Kathryn Root garda le silence. Les intuitions de Higgins se révélaient parfaitement exactes. Elle lui montra le document qu’elle gardait par devers elle.
Higgins n’apprit rien de nouveau en le consultant. Il ne s’était trompé que sur la valeur réelle des objets, bien plus élevée que son estimation. La disparition tragique de l’héritier direct, Aldebert, rendait milliardaire le reste de la famille. Restait à savoir si chacun de ses membres en était parfaitement conscient.
– Aimez-vous les œuvres d’art, maître ?
– J’en ai horreur, répondit Kathryn Root avec vivacité. Je suis une femme sportive. Mon domaine, c’est le grand air. Quatre heures de cheval par jour, voilà la clé d’une bonne santé.
Higgins, qui comprenait mal comment une adepte de la nature pouvait autant fumer, souhaita ôter un doute.
– Voilà de saines distractions, maître, mais votre situation professionnelle m’étonne un peu. Cette région, peu peuplée, est assez déshéritée. La clientèle ne se fait-elle pas trop rare pour permettre à un notaire de vivre confortablement ?
Kathryn Root rougit jusqu’aux oreilles et aspira une longue bouffée.
– Un fonds de clientèle suffit, et j’ai eu la chance de succéder à un notaire très apprécié. En quoi ma vie professionnelle concerne-t-elle votre enquête ?
– Vous n’avez aucun intérêt à mentir, maître. Avoir des renseignements précis sur votre situation réelle me sera facile. Je suis presque certain que Lord James Rupert est l’un de vos seuls clients, sinon le seul. La rente qu’il vous a assurée pour vous occuper de ses affaires était si élevée qu’elle vous vous suffisait, n’est-ce pas ?
Le notaire ressemblait à un dragon furieux.
– C’est un viol de conscience ! Vous n’avez pas le droit.
– De conscience… N’exagérons rien, intervint Higgins.

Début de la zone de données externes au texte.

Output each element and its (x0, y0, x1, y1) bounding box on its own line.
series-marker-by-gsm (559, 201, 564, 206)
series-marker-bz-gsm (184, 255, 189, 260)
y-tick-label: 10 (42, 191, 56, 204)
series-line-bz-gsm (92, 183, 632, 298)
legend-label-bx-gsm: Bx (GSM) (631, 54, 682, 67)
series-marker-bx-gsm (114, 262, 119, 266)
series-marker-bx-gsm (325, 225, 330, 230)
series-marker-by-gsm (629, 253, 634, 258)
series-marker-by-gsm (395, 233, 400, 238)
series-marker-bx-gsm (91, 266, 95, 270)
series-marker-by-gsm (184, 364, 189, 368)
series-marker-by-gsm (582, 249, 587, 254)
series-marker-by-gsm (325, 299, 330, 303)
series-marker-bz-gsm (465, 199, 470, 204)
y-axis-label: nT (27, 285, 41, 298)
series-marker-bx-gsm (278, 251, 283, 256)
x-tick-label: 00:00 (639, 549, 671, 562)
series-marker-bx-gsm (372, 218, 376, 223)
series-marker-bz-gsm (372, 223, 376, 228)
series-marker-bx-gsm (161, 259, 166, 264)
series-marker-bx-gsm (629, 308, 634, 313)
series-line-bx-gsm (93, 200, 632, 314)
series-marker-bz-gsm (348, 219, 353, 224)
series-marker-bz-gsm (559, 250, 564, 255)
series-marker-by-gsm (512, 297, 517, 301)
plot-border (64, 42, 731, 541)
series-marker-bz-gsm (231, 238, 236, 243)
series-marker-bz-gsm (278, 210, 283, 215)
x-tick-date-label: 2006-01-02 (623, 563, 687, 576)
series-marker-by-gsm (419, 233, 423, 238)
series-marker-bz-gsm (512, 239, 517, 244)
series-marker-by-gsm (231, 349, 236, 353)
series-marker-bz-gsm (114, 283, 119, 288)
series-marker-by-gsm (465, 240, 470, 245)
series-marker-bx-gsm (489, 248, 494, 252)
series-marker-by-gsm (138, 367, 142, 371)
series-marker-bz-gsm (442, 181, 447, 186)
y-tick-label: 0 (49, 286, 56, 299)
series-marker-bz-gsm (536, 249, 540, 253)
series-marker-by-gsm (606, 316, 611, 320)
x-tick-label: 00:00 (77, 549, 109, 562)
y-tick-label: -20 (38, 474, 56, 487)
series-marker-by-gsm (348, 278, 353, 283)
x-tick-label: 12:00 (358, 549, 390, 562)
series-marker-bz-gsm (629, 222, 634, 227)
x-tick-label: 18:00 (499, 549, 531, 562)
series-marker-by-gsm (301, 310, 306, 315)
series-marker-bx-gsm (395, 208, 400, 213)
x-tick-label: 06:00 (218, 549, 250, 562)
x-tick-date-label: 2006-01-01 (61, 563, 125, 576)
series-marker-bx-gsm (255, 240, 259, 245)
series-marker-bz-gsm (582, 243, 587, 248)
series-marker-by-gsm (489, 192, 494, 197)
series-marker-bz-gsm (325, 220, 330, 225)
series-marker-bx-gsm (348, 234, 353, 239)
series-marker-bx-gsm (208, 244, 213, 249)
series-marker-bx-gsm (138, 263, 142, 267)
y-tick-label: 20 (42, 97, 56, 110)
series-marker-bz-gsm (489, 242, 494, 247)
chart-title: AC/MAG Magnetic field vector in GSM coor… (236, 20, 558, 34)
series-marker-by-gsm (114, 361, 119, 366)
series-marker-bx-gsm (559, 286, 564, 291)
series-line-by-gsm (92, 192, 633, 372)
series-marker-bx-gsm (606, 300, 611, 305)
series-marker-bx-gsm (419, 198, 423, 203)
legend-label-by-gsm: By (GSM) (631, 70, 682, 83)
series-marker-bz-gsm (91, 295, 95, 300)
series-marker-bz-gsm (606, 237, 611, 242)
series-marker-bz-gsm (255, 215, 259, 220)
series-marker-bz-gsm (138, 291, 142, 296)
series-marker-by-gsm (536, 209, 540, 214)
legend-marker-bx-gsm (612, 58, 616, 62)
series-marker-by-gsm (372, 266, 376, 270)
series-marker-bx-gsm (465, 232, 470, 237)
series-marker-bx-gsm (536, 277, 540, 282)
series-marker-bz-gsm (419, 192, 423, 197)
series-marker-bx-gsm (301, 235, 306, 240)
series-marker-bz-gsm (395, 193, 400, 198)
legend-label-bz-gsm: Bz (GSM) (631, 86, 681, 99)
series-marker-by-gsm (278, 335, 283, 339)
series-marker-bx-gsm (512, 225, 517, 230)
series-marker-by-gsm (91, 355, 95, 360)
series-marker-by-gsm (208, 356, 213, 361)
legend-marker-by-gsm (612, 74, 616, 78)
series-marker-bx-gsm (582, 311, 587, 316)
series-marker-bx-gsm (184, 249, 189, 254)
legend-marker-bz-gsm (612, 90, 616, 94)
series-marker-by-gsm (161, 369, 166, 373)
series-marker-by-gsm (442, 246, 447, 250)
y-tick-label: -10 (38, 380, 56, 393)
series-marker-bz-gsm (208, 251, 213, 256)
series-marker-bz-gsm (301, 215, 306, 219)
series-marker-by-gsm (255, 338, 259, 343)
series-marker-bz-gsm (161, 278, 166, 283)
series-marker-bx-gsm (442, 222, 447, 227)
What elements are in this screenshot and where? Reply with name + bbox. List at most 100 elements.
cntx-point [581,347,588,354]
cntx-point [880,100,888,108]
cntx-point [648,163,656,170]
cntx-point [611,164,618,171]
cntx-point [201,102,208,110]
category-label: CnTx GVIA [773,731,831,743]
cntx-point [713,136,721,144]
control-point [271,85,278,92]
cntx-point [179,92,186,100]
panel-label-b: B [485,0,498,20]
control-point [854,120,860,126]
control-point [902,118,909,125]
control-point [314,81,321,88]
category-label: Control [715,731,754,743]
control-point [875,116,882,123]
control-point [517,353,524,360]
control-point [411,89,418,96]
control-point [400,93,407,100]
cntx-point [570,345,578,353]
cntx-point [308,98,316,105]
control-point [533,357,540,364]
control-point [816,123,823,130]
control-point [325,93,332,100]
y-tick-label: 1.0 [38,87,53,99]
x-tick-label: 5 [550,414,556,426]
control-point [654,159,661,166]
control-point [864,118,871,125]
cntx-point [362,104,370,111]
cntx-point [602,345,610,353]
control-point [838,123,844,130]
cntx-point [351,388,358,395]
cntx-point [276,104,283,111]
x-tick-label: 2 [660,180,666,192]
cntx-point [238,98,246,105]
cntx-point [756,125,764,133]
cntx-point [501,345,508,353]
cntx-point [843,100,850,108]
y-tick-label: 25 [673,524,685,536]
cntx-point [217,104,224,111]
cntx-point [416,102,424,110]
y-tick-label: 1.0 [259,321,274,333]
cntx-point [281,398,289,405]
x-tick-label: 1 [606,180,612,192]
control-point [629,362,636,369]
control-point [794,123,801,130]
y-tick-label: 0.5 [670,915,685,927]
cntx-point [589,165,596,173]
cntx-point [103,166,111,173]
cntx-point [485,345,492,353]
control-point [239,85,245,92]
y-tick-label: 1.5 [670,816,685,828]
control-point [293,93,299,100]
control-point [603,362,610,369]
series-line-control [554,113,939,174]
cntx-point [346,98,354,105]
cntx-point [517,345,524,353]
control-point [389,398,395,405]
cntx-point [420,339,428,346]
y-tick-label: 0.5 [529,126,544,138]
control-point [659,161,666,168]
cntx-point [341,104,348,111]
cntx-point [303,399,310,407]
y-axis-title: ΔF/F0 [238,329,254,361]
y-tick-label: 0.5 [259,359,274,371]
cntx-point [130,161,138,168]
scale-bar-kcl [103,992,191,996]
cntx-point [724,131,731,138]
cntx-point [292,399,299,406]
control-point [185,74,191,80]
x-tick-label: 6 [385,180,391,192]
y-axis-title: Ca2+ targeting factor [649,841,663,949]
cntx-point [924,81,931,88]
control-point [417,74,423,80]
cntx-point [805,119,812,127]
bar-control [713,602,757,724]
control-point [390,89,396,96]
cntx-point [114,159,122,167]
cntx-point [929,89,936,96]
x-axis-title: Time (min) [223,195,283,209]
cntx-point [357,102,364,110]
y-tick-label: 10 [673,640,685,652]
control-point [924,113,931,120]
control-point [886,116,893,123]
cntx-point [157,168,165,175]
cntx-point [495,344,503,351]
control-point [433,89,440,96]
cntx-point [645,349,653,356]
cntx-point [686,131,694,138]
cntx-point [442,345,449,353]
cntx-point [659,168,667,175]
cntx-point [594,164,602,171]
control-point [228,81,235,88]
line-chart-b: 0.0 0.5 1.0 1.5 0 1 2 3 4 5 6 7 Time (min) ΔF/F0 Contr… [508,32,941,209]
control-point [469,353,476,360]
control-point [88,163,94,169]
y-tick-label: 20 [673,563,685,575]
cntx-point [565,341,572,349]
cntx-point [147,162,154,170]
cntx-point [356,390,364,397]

Vos protestations prouvent assez que cette conscience-là n’est guère tranquille. Vous vous êtes endormie sur vos lauriers, maître. Et à partir de minuit, en cette veillée deChristmas,votre principale source de revenu disparaît. À moins que… Ne seriez-vous pas apparentée à Lord Rupert d’une manière ou d’une autre ?
Un instant, l’ex-inspecteur-chef crut que Kathryn Root allait se jeter sur lui. Lui résister n’aurait pas été facile. Sa puissance physique s’annonçait telle qu’elle aurait pu lutter victorieusement contre un homme vigoureux. Son entraînement sportif quotidien, la largeur et l’épaisseur de ses mains, son poids constituaient des arguments sérieux.
Le notaire réussit à se contrôler.
S’accrochant aux accoudoirs de son siège, Kathryn Root, blême, semblait avoir perdu une bonne partie de son dynamisme.
– Qui… qui vous a renseigné ? Qui a osé ?
Higgins, songeur, ne répondit pas. Ainsi, Kathryn Root n’était pas seulement « l’homme de confiance » de feu Lord Rupert. Elle était également partie prenante dans l’héritage et avait intérêt, comme les autres, à voir disparaître le principal héritier.
– Connaissez-vous depuis longtemps le baron Breakstone ?
Kathryn Root se mordit les lèvres.
– Suis-je obligée de répondre à ce genre de questions ?
Higgins s’immobilisa devant un jade duXVe siècle représentant un chou-fleur. Le sculpteur avait taillé la pierre avec une précision stupéfiante.
– Vous êtes obligée, maître, de répondre à toutes mes questions.
– Pourquoi me parlez-vous ainsi ? Cela signifie que vous me soupçonnez de… d’être…
– Un assassin, compléta Higgins d’une voix douce.